About 100 yards away, a feral hive lives in an old wild cherry tree. One of the problems, we guessed, was the feral colony robbing out the hive, depleting the honey stores. But this might have happened as the hive dwindled in the last throes of death, and we would still expect to see more capped pupae.
With a toothpick from the church kitchen, I lifted the caps covering the pupae and carefully extracted several normally looking, fully developed worker bees. They were wet, so it was hard to discern anything, except to guess that humidity may have been a contributing factor.
But when I held the frame by the ears of the top bar and rapped the bottom of the frame on the table with the face of comb facing the table top, mites peppered the table top. We counted a dozen mites before giving up.

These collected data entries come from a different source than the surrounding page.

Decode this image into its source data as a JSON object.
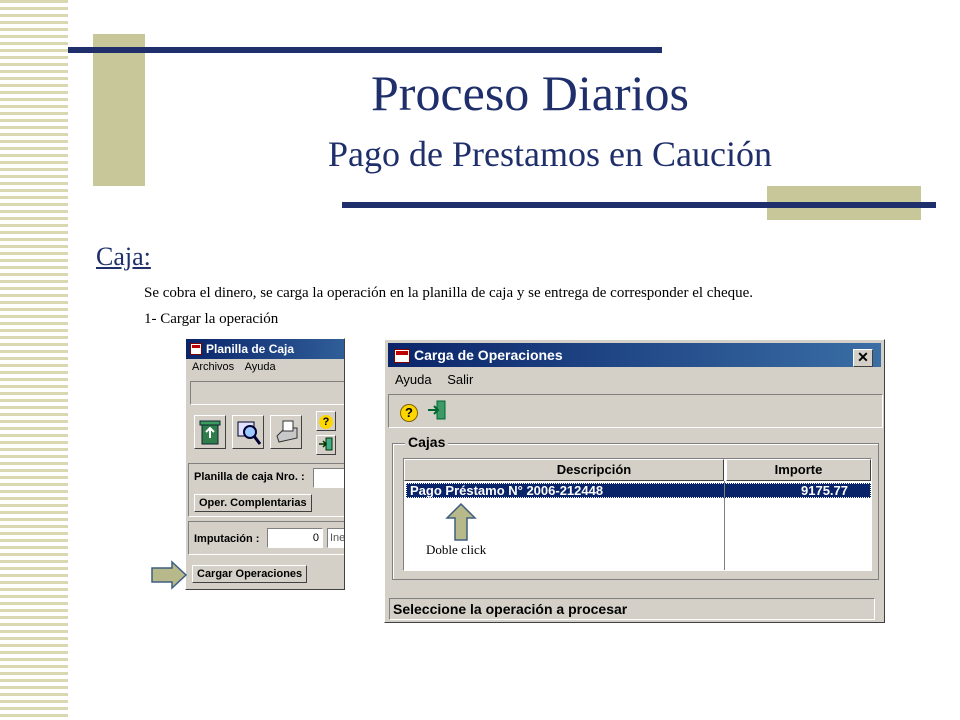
{
  "slide": {
    "title": "Proceso Diarios",
    "subtitle": "Pago de Prestamos en Caución",
    "heading": "Caja:",
    "text1": "Se cobra el dinero, se carga la operación en la planilla de caja y se entrega de corresponder el cheque.",
    "text2": "1- Cargar la operación",
    "annotation": "Doble click"
  },
  "planilla": {
    "title": "Planilla de Caja",
    "menu": [
      "Archivos",
      "Ayuda"
    ],
    "planilla_label": "Planilla de caja Nro. :",
    "oper_btn": "Oper. Complentarias",
    "imputacion_label": "Imputación :",
    "imputacion_value": "0",
    "imputacion_extra": "Ine",
    "cargar_btn": "Cargar Operaciones",
    "icons": [
      "recycle-icon",
      "search-icon",
      "printer-icon",
      "help-icon",
      "exit-icon"
    ]
  },
  "carga": {
    "title": "Carga de Operaciones",
    "close": "✕",
    "menu": [
      "Ayuda",
      "Salir"
    ],
    "group_label": "Cajas",
    "columns": [
      "Descripción",
      "Importe"
    ],
    "rows": [
      {
        "descripcion": "Pago Préstamo N° 2006-212448",
        "importe": "9175.77"
      }
    ],
    "status": "Seleccione la operación a procesar",
    "icons": [
      "help-icon",
      "exit-icon"
    ]
  },
  "colors": {
    "accent_navy": "#1f2f6b",
    "deco_khaki": "#c8c79a",
    "selection": "#0a246a",
    "arrow_fill": "#b7b98a"
  }
}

Now we had a better guess and it was mites. Lots of Randy Oliver’s work encourages a mite treatment before the population reaches critical and harmful levels. Something has to be done earlier, but with honey supers on the colony, options are few. Late treatments must be strong enough to drive down the population, but harsh chemicals also inflict collateral damage.
Our next best guess was perhaps the mites vectored a virus, which maybe the little nudge to push the hive over the cliff.
I share this sliver of our meeting because I’m hearing of losses, especially with small clusters, even nice sized clusters freezing to death just inches from frames of capped honey.
We continue to face losses, which is no longer fresh news. But we also continue to look for answers such that we can keep on keeping bees, and find sustainable measures which encourage new beekeepers to keep their hives healthy and productive.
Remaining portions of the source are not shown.